Legal services or customer service?

However, Alina Launchbaugh, the economic justice staff attorney at the nonprofit said that, in general, hundreds of area residents have turned to the organization for legal help because they were also denied benefits.  Launchbaugh also noted that many calls that come her way are from people who don’t necessarily need legal assistance but they just need help getting in touch with a VEC representative.

“Effectively, what we’ve been doing is being the VEC customer call center for clients who reach out to us,” Launchbaugh said. 

Launchbaugh’s organization started helping people contact the VEC initially because there was a need, but over time Launchbaugh said her contacts at the VEC have been less and less communicative with her about claimants' cases. Instead, Launchbaugh now tells people to contact their local legislators if they have trouble reaching a VEC representative. 

“Hopefully, in theory...the VEC’s local offices are starting to be opening up again, and it should be the responsibility of those local offices to be providing the assistance that is necessary to help people with their claims,” Launchbaugh said. 
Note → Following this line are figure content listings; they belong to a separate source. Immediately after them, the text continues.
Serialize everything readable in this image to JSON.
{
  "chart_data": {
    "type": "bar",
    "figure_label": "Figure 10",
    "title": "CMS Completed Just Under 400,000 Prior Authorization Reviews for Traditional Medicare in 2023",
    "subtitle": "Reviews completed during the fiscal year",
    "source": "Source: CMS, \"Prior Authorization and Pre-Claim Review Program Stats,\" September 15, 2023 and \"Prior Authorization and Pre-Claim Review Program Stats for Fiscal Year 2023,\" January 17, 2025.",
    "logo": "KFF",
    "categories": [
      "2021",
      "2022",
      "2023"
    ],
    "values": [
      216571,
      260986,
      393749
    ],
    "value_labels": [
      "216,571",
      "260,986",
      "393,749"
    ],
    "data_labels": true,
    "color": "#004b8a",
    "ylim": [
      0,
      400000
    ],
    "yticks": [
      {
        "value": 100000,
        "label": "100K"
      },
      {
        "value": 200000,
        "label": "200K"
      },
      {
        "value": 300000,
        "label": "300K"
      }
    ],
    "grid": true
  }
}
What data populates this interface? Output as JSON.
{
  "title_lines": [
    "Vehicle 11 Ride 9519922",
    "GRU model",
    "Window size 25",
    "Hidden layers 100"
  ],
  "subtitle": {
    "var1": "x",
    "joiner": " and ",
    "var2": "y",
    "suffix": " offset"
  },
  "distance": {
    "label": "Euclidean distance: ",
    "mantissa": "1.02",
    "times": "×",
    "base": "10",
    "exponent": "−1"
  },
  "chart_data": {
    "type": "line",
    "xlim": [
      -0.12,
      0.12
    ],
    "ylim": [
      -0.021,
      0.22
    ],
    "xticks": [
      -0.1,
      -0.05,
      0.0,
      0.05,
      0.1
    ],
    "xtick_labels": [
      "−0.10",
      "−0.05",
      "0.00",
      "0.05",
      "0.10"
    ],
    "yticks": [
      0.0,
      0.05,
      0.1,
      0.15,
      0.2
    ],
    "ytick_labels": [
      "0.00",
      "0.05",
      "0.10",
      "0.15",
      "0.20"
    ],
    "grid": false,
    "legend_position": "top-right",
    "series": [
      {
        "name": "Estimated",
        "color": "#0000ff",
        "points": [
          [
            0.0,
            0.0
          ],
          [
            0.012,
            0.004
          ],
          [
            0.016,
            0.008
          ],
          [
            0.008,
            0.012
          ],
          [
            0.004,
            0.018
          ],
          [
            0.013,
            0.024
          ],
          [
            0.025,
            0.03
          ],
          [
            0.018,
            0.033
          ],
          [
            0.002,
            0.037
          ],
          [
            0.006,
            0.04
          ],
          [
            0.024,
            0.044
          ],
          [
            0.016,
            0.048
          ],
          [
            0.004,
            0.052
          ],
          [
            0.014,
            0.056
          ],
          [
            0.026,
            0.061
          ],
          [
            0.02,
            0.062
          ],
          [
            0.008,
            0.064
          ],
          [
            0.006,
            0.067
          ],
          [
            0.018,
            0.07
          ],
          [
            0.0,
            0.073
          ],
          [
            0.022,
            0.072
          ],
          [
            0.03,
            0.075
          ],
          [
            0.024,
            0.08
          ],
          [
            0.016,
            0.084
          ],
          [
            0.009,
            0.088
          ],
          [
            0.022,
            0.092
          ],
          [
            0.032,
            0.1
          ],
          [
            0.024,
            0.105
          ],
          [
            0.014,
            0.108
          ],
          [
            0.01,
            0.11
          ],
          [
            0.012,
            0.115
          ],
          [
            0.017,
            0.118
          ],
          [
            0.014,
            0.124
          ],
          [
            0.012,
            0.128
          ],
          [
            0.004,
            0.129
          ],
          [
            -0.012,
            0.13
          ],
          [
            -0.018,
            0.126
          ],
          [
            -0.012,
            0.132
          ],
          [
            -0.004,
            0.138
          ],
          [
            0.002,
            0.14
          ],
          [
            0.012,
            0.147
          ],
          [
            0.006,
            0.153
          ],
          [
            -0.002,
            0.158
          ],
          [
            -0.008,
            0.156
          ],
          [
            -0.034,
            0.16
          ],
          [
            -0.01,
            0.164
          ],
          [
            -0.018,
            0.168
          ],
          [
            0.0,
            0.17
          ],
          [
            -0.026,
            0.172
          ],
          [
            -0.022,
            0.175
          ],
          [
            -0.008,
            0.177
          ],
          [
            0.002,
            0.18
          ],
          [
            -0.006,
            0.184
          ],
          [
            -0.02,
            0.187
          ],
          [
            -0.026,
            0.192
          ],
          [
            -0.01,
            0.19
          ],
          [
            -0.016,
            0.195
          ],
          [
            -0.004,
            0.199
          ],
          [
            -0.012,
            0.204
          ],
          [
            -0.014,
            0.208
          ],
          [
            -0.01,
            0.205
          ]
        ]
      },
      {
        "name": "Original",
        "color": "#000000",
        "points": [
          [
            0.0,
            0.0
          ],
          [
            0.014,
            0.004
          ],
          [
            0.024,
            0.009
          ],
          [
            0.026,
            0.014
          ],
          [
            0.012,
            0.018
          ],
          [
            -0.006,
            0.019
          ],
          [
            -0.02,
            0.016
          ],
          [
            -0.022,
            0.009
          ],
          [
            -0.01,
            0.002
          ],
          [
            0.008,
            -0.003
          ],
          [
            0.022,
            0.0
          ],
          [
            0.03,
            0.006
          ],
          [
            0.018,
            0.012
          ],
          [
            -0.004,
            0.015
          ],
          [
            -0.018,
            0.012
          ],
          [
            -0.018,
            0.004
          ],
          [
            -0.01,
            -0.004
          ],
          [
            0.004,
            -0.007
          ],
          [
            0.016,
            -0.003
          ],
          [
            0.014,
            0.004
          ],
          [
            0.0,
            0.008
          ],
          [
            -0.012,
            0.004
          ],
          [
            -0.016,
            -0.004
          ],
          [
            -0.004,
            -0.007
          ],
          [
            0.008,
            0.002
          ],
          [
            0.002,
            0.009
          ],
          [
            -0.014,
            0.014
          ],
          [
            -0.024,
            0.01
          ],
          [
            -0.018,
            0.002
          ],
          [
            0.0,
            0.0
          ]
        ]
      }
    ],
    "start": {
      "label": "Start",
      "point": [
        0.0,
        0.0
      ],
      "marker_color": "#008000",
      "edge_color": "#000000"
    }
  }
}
Potts said she also reached out to her state delegate’s office for help.

And two weeks after InsideNoVa talked to the VEC’s spokesperson, Joyce Fogg, about Potts’ case, Potts received over five months of unemployment benefits, from December 2020 through May 2021.

“It was part of what I was hoping for,” she said. “But where is the check for May, June, July, August, September, October, November [of 2020]?” 

InsideNoVa asked the VEC whether it plans to pay Potts any additional benefits, but Fogg said the VEC does not comment on individual claimant’s cases. 

Potts said she is concerned she will have to keep jumping through hoops to receive her full benefits, but noted she thinks the pressure she’s putting on the VEC is working.  For now, she's glad she’ll at least be able to pay some of her bills and avoid eviction.

“I’m very relieved,” she said. “I strongly urge people that are in a similar situation to mine to never give up.”